‘De opdracht gaat tóch door.’ Je toeleveranciers(keten) dat vertellen heeft soms nog steeds de connotatie van een slechtnieuwsgesprek. Gelukkig is de supply van veel elektronicacomponenten de laatste weken op gang gekomen. Maar als je niet oppast, wordt de hele jaarbehoefte in één keer op de stoep geparkeerd, met een betalingstermijn van twee weken. Terwijl je niet de mensen hebt om er wat mee te doen. Tegelijk zijn er nog genoeg ‘moeilijke’ artikelen over. Het resulteert – onvermijdelijk – in fikse cashflowproblemen bij veel toeleveranciers. Problemen die zich een jaar geleden al aftekenden, maar evengoed nu zorgen voor telefoontjes naar advocaten.
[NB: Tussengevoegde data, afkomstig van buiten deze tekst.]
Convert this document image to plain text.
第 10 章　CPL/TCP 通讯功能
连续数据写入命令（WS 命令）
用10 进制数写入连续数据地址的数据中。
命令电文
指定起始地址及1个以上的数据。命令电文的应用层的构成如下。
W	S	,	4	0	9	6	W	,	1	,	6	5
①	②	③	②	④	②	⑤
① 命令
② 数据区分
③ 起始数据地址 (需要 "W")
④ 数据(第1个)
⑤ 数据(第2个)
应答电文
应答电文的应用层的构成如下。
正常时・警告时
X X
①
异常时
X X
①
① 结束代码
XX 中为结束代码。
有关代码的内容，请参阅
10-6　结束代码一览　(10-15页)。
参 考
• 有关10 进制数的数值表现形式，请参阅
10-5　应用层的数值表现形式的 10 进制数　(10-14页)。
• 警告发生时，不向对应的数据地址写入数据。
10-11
Zoals zo vaak zit ook nu de oplossing in flexibiliteit betrachten.
– ‘Transparantie naar je leveranciers is tegenwoordig meer dan ooit noodzakelijk.’
– ‘De levering van klantspecifieke elektronica is nog vaak lastig.’
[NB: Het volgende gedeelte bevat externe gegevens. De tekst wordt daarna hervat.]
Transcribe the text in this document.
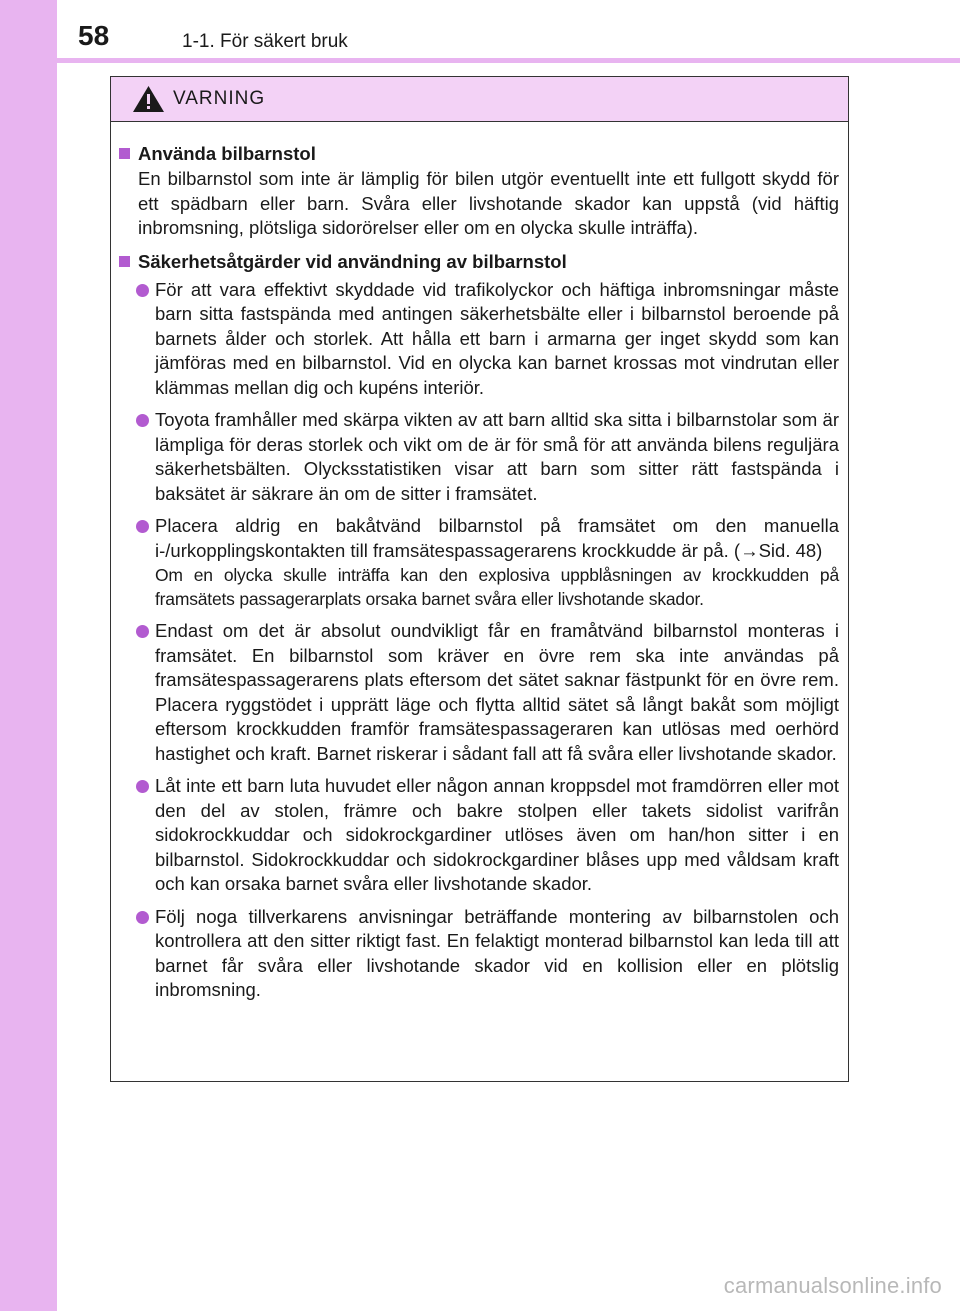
58	1-1. För säkert bruk
VARNING
Använda bilbarnstol
En bilbarnstol som inte är lämplig för bilen utgör eventuellt inte ett fullgott skydd för ett spädbarn eller barn. Svåra eller livshotande skador kan uppstå (vid häftig inbromsning, plötsliga sidorörelser eller om en olycka skulle inträffa).
Säkerhetsåtgärder vid användning av bilbarnstol
För att vara effektivt skyddade vid trafikolyckor och häftiga inbromsningar måste barn sitta fastspända med antingen säkerhetsbälte eller i bilbarnstol beroende på barnets ålder och storlek. Att hålla ett barn i armarna ger inget skydd som kan jämföras med en bilbarnstol. Vid en olycka kan barnet krossas mot vindrutan eller klämmas mellan dig och kupéns interiör.
Toyota framhåller med skärpa vikten av att barn alltid ska sitta i bilbarnstolar som är lämpliga för deras storlek och vikt om de är för små för att använda bilens reguljära säkerhetsbälten. Olycksstatistiken visar att barn som sitter rätt fastspända i baksätet är säkrare än om de sitter i framsätet.
Placera aldrig en bakåtvänd bilbarnstol på framsätet om den manuella i-/urkopplingskontakten till framsätespassagerarens krockkudde är på. (→Sid. 48)
Om en olycka skulle inträffa kan den explosiva uppblåsningen av krockkudden på framsätets passagerarplats orsaka barnet svåra eller livshotande skador.
Endast om det är absolut oundvikligt får en framåtvänd bilbarnstol monteras i framsätet. En bilbarnstol som kräver en övre rem ska inte användas på framsätespassagerarens plats eftersom det sätet saknar fästpunkt för en övre rem. Placera ryggstödet i upprätt läge och flytta alltid sätet så långt bakåt som möjligt eftersom krockkudden framför framsätespassageraren kan utlösas med oerhörd hastighet och kraft. Barnet riskerar i sådant fall att få svåra eller livshotande skador.
Låt inte ett barn luta huvudet eller någon annan kroppsdel mot framdörren eller mot den del av stolen, främre och bakre stolpen eller takets sidolist varifrån sidokrockkuddar och sidokrockgardiner utlöses även om han/hon sitter i en bilbarnstol. Sidokrockkuddar och sidokrockgardiner blåses upp med våldsam kraft och kan orsaka barnet svåra eller livshotande skador.
Följ noga tillverkarens anvisningar beträffande montering av bilbarnstolen och kontrollera att den sitter riktigt fast. En felaktigt monterad bilbarnstol kan leda till att barnet får svåra eller livshotande skador vid en kollision eller en plötslig inbromsning.
carmanualsonline.info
– ‘Uiteraard kunnen we de levering van tienduizend verschillende artikelen niet proactief opvolgen.’
– ‘De dynamiek van de markt is de laatste jaren groter dan de keten kan opbrengen.’
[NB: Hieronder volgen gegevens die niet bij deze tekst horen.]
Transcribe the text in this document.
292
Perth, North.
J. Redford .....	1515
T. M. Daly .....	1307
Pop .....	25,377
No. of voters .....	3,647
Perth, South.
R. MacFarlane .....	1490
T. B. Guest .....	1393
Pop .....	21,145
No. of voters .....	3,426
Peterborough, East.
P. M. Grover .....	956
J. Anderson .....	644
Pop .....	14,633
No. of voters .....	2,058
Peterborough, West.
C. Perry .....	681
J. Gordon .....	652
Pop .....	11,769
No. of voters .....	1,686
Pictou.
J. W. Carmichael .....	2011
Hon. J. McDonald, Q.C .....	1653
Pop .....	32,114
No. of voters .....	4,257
– ‘Kom je er samen niet uit, dan zijn er alleen maar verliezers.’
Wie niet vooruitkijkt, moet flexibel zijn
‘Ik zie dat mijn bezoek is gearriveerd’, meldt Frank van Lierop, senior technical purchaser van IAI in Veldhoven, ter afronding van het Teams-interview. Zijn gast is een medewerker van Panasonic, leverancier van de sensoren waarvan er tientallen geïntegreerd worden in de paspoort- en ID-productiemachines van IAI. De verkrijgbaarheid van die belangrijke componenten was lange tijd een groot probleem. ‘Wij kochten die in via onze partner itsme, maar zijn op een gegeven moment ook rechtstreeks met Panasonic gaan communiceren. We zitten nu regelmatig in een driehoek bijeen en hebben daardoor de leveringen weer redelijk op de rit. Transparantie naar je leveranciers hebben we altijd al betracht, maar is tegenwoordig – meer dan ooit – noodzakelijk.’
Roadmap delen
Ook met de strategische partners – AAE, MTA en Mevi – die IAI van complete modules voorzien, heeft Van Lierop zeer regelmatig overleg om leveringsproblemen op te lossen. ‘Deze partners kopen zelf ongeveer 95 procent van de onderdelen die ze nodig hebben in, veelal wel op onze voordeligere inkoopvoorwaarden. Dat gaat zowel om klantspecifieke zaken als standaardproducten. Wij kopen dus 5 procent voor hen samen in, uit praktische overwegingen’ schetst Van Lierop. ‘Dat zijn ook componenten die we voor het eerst toepassen, vanwege een redesign. Wij delen onze roadmap met hen, met daarin de nieuwe features voor de machines die we ontwikkelen, zodat zij er in hun sourcing tijdig rekening mee kunnen houden.’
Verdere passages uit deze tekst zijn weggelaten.